Friday, January 10, 2014

AMY STROUP/Tunnel: Released February 4, 2014!



AMY STROUP

TUNNEL

2.4.14



Named one of Prairie Home Companion’s “Top 20 Songwriters Under 30”

Song “Just You” Featured in Zales 2013 Holiday Commercial Campaign

Featured Artist in Anthropologie’s “Push Play Project”



Amy Stroup lives in Nashville, but she’s part of the Other Nashville, a community that’s geographically close, but artistically far away from the country music business. It’s a place where songwriters like Stroup are fearlessly demolishing the boundaries between genres, floating freely through the musical universe to create music that blends elements of folk, pop, country and rock into a unique style that encompasses them all, without fitting easily into any existing category. Like her earlier solo albums, Tunnel avoids the easy truths in search of something more substantial. “When you feel something real, you realize there are a lot of aspects of love,” Stroup says. “Fairytale love, brotherly love, the love you see in movies, true love, but reality is that commitment and relationships take effort. They refine us and, while sometimes that process is difficult, it brings out the best in us if we endure.” 
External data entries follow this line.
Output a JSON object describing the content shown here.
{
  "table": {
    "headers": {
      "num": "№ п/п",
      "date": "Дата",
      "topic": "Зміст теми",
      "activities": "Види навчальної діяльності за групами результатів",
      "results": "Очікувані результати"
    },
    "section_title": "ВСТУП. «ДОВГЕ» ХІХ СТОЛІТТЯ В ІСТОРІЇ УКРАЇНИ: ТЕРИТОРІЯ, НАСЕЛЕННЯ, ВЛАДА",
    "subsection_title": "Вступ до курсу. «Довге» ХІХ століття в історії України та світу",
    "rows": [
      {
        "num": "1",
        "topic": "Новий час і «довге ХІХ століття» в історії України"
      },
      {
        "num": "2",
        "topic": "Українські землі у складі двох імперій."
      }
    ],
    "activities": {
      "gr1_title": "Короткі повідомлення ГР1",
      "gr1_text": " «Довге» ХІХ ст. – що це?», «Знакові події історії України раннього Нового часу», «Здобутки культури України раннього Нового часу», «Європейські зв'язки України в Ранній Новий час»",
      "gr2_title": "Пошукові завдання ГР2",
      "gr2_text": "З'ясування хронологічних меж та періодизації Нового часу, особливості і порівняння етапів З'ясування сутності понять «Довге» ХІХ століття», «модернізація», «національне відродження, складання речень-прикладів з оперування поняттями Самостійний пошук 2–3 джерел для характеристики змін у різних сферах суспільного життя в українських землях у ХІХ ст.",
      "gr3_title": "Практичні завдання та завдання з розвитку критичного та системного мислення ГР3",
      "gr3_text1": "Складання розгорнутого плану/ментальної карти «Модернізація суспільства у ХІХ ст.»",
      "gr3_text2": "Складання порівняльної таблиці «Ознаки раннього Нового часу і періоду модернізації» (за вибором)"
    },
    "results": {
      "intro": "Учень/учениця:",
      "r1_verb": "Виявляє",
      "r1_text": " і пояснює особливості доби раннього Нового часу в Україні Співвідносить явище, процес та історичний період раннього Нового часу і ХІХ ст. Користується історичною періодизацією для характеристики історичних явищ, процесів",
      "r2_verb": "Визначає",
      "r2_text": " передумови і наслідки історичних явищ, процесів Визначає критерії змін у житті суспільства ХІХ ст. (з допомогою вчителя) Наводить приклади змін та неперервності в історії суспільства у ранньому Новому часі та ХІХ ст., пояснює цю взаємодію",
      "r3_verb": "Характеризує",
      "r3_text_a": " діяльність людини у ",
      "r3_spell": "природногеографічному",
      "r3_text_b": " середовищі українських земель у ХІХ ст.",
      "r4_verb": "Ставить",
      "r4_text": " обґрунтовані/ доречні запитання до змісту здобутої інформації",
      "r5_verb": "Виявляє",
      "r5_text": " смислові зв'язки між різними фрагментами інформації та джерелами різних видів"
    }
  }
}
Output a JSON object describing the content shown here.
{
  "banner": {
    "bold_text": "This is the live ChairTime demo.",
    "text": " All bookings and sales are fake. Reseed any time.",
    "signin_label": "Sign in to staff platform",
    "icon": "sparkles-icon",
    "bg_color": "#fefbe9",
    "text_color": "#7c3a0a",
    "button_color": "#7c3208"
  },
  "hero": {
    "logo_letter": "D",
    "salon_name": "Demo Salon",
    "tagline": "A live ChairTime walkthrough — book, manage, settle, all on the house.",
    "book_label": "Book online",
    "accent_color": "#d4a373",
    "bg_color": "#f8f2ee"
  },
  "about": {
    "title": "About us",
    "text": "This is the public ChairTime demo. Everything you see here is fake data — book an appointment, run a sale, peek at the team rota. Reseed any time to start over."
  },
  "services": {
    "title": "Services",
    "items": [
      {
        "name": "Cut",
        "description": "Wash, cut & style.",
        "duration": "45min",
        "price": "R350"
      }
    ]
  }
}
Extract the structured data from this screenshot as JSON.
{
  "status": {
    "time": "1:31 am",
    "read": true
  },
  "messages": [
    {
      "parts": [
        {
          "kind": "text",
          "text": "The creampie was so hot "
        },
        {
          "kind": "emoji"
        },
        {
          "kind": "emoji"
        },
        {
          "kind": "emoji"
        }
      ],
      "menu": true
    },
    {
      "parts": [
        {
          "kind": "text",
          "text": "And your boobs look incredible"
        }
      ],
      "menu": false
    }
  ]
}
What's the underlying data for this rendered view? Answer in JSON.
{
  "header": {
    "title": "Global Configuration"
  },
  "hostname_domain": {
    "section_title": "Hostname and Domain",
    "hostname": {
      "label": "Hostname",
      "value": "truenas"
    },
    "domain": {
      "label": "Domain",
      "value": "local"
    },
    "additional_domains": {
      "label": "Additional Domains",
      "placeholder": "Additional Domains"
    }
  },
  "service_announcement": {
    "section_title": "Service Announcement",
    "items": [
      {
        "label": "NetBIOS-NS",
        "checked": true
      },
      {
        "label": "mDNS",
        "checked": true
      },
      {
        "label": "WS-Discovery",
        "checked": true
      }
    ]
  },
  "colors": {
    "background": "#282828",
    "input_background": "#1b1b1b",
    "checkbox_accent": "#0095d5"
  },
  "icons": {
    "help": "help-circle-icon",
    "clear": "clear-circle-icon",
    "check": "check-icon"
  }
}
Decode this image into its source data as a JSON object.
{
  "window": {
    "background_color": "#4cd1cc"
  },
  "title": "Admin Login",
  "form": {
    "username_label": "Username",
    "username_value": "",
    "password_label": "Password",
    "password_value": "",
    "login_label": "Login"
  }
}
“Falling,” a song about the dying embers of a relationship was written with Mary Hooper. Chiming guitar, spacey organ and skittering percussion that includes djembe, congas and shakers produce a delicious polyrhythmic clatter to compliment Stroup’s multi-tracked harmonies and a vocal that’s equal parts anguish and resignation. Hooper also contributed to “Far From Yesterday,” a simple song of lost love and regret that balances an irregular percussion track that mimics the sound of a breaking heart with Stroup’s silky, forlorn vocals. Stroup wrote “Finally Found Our Way” with Pillar Diaz, a singer that grew up in Chile, and producer/songwriter Cason Cooley. It’s a cautiously optimistic ballad with Synder providing a faintly funky rhythm loop and the sanctified sound of a church organ on synthesizer to compliment Stroup’s delicately jubilant vocal. “It All Comes True” is a mellow, unapologetically happy pop song. It sports one of the album’s most catchy melodies and another gently uplifting performance by Stroup. The music on Tunnel is deceptively calm, but Stroup’s vocals convey hidden depths of feeling that pull you deeper with every listen. By mixing the acoustic sounds of a singer/songwriter with a subtle, shimmering studio gloss, the record weaves a dream-like spell of rapturous melancholy.